Weather Delay 🚂⛈️

GR
Gianluca Rea

🚂⛈️ Overview

Weather Delay is a machine learning project focused on predicting train delays from historical delay behavior and weather conditions.

The broader idea is simple: if delay predictions become more reliable, rail travel becomes easier to trust, and that can support a shift toward more sustainable transportation.

Why I built it

Delays are one of the main pain points for train users. I wanted to explore whether weather signals, combined with operational delay patterns, could improve predictive quality enough to be practically useful.

The project aims to:

  • Improve delay estimates for passengers
  • Support operator-side planning decisions
  • Increase trust in rail as an alternative to car travel
  • Contribute to sustainability-oriented mobility strategies

🦾 Repository

Code and notebooks: github.com/gianlucarea/weather-delay

📊 Methodology

The study evaluates both classification and regression pipelines:

  1. Classification: Predict if a train will be delayed beyond a threshold
  2. Regression: Predict the exact delay duration

Both approaches model relationships between:

  • Departure delay (key historical indicator)
  • Weather conditions at the time of travel
  • Route and temporal factors

Modeling workflow

  1. Collect and align train and weather datasets.
  2. Clean and preprocess temporal and route-level features.
  3. Engineer predictive features from delay and weather signals.
  4. Train and compare classification and regression models.
  5. Evaluate performance tradeoffs and feature impact.

📈 Data Sources

The project combines multiple data providers:

🛠️ Tech Stack

  • Python: Core implementation language
  • Pandas: Data manipulation and analysis
  • NumPy: Numerical computations
  • Scikit-Learn: Machine learning algorithms and evaluation
  • Jupyter Notebooks: Interactive data analysis and experimentation

🚀 Project Structure

Main analysis artifact:

  • 02-Data Analytics: Main data analysis and model development notebook
    • Data loading and exploration
    • Feature engineering from weather and delay data
    • Model training and evaluation
    • Comparison of classification and regression approaches

Note: data files must be downloaded from the listed sources before preprocessing and training.

📝 Research Focus

  • Comparing different classification algorithms for delay prediction
  • Evaluating regression models for delay duration estimation
  • Feature importance analysis of weather and temporal factors
  • Model performance trade-offs between accuracy and simplicity

What I learned

  • How weather and operational signals interact in delay prediction tasks
  • How to frame the same domain problem as both classification and regression
  • How to communicate model tradeoffs clearly in notebook-based experiments

🤝 Contributing

Contributions are welcome. If you want to improve data preparation, model evaluation, or documentation clarity, feel free to open a pull request.

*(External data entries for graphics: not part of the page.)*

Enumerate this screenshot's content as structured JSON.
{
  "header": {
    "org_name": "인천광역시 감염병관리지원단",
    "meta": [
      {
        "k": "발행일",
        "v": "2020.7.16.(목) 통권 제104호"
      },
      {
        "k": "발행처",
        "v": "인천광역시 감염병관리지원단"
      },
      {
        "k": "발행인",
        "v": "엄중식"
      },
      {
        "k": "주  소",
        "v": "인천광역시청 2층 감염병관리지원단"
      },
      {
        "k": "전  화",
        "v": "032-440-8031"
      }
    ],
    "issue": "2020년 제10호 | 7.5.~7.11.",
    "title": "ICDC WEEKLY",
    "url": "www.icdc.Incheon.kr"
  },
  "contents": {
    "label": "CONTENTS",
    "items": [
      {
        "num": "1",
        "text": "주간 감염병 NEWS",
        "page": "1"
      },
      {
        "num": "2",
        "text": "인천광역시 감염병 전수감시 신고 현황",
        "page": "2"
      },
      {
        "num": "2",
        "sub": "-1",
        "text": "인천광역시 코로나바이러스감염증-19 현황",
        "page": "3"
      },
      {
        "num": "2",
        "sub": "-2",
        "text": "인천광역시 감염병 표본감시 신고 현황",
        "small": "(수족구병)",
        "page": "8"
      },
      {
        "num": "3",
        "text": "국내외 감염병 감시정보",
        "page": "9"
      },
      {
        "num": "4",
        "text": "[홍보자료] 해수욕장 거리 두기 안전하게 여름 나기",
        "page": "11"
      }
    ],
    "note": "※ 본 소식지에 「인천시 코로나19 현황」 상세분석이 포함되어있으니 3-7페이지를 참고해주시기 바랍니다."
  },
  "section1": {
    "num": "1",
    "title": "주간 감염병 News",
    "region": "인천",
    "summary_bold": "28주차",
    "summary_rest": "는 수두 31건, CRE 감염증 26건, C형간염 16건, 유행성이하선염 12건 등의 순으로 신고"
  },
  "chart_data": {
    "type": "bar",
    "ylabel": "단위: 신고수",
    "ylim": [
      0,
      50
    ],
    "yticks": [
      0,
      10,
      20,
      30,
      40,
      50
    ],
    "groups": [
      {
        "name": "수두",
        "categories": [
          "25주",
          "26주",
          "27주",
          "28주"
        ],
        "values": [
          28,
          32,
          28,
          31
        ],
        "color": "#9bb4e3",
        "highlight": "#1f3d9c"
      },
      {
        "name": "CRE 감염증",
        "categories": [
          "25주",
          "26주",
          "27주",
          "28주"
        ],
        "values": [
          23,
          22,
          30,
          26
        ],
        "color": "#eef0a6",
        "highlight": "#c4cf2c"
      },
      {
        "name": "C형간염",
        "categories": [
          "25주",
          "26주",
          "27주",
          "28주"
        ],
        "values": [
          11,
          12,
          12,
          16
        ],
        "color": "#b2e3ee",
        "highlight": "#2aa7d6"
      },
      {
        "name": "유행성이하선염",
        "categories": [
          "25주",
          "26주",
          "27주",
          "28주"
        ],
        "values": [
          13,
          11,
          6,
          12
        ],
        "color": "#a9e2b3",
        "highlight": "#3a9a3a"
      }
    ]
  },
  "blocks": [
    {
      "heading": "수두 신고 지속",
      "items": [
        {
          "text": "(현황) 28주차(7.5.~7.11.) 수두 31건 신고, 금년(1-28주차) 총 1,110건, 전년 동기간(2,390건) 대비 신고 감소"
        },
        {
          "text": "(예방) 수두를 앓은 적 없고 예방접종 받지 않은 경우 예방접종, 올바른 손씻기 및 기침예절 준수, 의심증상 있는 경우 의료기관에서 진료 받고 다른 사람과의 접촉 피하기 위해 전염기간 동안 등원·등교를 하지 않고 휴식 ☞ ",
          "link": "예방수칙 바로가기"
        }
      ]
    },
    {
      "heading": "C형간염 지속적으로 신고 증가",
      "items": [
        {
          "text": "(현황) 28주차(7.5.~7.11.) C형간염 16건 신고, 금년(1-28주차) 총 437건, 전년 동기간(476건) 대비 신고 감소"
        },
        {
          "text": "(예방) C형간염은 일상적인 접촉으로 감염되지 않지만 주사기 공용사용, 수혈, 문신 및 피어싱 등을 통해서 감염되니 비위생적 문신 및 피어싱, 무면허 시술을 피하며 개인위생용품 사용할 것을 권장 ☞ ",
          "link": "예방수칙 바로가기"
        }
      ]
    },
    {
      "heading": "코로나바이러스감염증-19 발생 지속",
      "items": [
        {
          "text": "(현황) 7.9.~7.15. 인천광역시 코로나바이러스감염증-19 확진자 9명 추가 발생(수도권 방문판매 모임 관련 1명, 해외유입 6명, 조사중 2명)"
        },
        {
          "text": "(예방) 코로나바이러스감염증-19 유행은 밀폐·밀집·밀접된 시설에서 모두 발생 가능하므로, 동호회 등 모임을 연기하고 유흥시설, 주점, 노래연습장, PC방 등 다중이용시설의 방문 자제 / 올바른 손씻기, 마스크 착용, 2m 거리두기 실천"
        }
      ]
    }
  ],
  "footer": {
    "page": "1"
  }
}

Suggested contribution flow:

  1. Fork the repository
  2. Create a new branch for your feature or bugfix
  3. Commit your changes and push them to your fork
  4. Submit a pull request with a detailed description of your changes

Please ensure that your code follows the project's coding standards and includes appropriate documentation.

📜 License

This project is licensed under the MIT License. See the LICENSE file for more details.